Style and Technique
“War” examines a much-avoided truth regarding the historical context of World War I, whose events inspired Luigi Pirandello to pen a story reflecting the realistic struggles of ordinary people impacted by the conflict. To sustain patriotism and remain loyal to wartime efforts, citizens often bury their feelings of loss, which is particularly difficult as parents grieve the loss of their children.
Intellectually, these parents understand that they must support the wartime cause. Doing so furthers the goals of their country as a whole and sustains them and their families; war is compared to bread, a simplistic source of life-giving energy. One father insists that “each of us must eat” this “bread” to “defend” their most foundational beliefs. These words are reminiscent of the words Christ used at the Last Supper, which highlights the incredible sacrifice which is inherent in “lay[ing] down one’s life for one’s friends” (John 15:13).
Despite their intellectual acceptance of what “must” be sacrificed to support their country, the grief of these parents robs them of the dreams they had for their sons. Interestingly, the mother on the train seems to understand the profound truth of war. As the men debate their degrees of suffering, she “pull[s] up her collar…to her eyes, so as to hide her face,” unable to face their discussion on such intimate feelings of anguish. She is physically superior to her husband, who is described as “thin” and “tiny,” and she makes no excuses for the state of “deep mourning” she experiences.
This mother is not easily swayed by intellectual discourse. As she listens, she is astounded that no one seems to “share her feelings” and that this sacrifice is too great. For months, she has been unable to adequately convey her feelings to her closest friends or even to her husband; she cannot reconcile how she is supposed to willingly send her only son to a war where he will likely die.

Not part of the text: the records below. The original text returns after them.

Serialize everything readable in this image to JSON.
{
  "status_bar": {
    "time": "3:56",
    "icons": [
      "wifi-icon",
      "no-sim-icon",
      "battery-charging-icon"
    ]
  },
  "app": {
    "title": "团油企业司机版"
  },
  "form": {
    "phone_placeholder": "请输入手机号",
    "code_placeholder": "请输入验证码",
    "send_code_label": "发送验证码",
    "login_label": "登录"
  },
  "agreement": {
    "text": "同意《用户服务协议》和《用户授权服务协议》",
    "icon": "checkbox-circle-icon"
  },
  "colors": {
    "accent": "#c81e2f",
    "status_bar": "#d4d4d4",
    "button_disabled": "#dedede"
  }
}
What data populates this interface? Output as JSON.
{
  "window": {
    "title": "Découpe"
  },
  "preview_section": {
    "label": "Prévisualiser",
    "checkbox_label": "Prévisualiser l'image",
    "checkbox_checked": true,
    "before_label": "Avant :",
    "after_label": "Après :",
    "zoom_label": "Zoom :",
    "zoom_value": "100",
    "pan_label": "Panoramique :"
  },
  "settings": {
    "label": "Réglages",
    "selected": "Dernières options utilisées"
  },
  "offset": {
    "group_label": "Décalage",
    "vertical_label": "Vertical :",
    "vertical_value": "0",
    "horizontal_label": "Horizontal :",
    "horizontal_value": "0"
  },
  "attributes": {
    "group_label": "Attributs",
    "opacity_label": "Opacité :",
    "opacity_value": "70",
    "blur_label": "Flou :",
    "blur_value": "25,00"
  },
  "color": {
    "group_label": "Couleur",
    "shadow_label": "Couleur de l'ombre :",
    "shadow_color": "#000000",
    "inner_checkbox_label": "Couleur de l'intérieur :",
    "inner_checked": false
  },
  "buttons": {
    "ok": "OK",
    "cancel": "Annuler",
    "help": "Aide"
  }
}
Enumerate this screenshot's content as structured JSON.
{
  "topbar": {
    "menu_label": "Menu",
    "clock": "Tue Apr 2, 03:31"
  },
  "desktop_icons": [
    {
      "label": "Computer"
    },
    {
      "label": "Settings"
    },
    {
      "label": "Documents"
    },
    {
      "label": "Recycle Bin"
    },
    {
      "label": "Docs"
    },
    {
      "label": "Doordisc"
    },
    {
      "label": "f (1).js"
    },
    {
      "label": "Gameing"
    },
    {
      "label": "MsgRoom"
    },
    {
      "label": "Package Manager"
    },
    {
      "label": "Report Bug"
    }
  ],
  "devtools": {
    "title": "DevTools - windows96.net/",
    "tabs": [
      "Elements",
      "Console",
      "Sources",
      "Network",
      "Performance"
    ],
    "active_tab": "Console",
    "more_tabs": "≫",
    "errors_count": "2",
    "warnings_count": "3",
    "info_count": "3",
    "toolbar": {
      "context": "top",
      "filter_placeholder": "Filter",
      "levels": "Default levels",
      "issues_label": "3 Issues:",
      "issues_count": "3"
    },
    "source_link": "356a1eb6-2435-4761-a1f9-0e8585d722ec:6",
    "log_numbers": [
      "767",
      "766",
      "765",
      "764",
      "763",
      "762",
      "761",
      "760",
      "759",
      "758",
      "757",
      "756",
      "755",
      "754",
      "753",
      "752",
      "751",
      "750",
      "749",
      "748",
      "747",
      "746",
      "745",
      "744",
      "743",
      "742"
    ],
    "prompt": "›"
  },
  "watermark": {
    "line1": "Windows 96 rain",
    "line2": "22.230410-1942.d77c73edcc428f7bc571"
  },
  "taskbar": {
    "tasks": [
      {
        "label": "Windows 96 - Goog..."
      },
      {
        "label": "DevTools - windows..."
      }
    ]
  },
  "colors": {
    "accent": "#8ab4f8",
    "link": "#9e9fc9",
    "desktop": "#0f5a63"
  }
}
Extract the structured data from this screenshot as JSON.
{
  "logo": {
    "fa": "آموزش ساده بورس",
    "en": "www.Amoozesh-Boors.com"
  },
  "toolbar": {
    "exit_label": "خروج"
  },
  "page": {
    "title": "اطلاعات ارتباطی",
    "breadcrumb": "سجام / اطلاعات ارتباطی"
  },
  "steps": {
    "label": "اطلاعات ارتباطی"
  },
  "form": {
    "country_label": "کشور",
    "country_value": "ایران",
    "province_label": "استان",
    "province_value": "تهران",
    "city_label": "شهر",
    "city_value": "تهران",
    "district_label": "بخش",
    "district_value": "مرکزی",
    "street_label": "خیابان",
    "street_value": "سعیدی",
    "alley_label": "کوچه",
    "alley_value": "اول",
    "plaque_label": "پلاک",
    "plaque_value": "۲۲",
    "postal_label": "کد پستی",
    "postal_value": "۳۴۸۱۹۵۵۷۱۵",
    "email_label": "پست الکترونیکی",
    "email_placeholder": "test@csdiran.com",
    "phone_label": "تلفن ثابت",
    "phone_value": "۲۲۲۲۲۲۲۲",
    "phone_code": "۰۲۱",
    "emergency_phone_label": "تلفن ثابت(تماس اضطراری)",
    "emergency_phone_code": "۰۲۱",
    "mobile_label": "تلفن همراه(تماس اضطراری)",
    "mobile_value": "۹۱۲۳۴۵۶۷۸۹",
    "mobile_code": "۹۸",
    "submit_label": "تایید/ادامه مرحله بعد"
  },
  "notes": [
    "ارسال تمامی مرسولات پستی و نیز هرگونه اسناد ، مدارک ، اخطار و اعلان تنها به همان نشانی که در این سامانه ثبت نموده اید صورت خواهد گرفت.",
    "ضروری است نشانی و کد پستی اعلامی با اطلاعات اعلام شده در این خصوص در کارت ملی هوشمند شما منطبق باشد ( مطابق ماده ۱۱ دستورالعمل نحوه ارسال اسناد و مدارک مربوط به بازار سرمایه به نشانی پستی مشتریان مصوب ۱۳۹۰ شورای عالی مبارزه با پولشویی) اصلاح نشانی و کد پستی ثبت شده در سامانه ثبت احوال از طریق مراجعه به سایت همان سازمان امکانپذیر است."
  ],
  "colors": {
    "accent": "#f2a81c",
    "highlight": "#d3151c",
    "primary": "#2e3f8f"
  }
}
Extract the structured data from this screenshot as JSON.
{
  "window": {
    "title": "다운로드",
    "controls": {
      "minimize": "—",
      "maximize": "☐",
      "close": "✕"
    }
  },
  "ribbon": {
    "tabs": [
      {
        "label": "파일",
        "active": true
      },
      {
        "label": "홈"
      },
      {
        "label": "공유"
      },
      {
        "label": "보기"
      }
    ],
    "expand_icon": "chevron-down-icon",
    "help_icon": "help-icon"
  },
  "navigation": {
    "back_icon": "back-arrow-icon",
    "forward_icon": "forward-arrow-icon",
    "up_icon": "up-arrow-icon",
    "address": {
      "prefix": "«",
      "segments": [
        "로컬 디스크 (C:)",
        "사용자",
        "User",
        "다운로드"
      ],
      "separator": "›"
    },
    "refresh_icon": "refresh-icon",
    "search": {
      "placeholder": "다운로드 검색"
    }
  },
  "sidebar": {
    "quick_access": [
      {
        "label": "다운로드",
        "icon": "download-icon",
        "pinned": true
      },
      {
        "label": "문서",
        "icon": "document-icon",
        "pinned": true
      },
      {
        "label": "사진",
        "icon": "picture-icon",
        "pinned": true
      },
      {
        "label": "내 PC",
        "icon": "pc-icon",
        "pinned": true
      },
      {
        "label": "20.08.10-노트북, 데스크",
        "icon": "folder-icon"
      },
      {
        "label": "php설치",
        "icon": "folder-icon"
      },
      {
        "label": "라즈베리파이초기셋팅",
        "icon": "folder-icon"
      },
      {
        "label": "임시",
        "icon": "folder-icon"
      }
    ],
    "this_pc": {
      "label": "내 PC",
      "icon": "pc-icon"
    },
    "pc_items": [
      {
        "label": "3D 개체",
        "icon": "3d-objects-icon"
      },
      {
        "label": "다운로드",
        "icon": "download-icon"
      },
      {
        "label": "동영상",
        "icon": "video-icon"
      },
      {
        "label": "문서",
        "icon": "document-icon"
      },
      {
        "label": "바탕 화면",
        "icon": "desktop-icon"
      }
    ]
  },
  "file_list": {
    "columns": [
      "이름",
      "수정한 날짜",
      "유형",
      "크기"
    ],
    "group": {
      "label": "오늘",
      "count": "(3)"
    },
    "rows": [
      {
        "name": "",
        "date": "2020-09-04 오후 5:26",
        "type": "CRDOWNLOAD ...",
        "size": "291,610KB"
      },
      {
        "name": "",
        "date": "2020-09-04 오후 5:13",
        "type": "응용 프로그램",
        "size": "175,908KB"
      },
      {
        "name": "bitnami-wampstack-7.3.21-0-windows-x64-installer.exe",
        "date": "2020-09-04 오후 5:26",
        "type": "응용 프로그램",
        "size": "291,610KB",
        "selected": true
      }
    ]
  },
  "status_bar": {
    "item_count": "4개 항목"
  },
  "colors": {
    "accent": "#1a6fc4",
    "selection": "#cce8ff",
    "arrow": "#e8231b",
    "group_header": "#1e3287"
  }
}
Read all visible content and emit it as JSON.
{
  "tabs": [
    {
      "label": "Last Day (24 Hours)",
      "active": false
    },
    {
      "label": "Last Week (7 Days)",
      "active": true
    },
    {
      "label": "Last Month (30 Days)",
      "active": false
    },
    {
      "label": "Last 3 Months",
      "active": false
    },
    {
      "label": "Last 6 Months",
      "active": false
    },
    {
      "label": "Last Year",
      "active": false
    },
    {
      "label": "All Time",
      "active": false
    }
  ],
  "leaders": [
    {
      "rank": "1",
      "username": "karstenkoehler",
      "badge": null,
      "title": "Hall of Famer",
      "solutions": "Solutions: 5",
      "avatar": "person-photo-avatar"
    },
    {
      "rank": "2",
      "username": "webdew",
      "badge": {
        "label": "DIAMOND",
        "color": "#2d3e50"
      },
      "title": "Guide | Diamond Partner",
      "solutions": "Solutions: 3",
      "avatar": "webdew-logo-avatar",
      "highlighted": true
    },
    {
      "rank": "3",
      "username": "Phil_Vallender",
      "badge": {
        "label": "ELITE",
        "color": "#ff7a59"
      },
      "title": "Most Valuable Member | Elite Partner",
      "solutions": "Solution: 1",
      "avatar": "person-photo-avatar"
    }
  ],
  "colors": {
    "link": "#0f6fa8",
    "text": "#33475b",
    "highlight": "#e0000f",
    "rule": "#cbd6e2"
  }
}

These feelings make the mother feel oddly disjointed from her world. As she listens to the father speak bravely of his own son’s death, she seems to be awakened “from a dream” and asks him a simple question: “Is your son really dead?”
Previously stoic and confident, the father is pierced by the mother’s direct question. Burying his son during wartime caused the father to bury his grief so that he could continue to cling to his feelings of patriotism. When he allows himself to step outside the perpetuated mantras of nationalism and sacrifice, “words [fail] him.”
Staring into the face of this mother whose son now effectively replaces his son on the front lines, he becomes aware of the truth. The war has forever robbed him of the future he had imagined with his son. The sacrifice isn’t temporary and can never be abated. As he considers this, his face reflects the “horrible distort[ion]” of the values he has accepted. The collapse of this worldview leaves him physically depleted as he breaks into “harrowing, heart-rending, uncontrollable sobs.”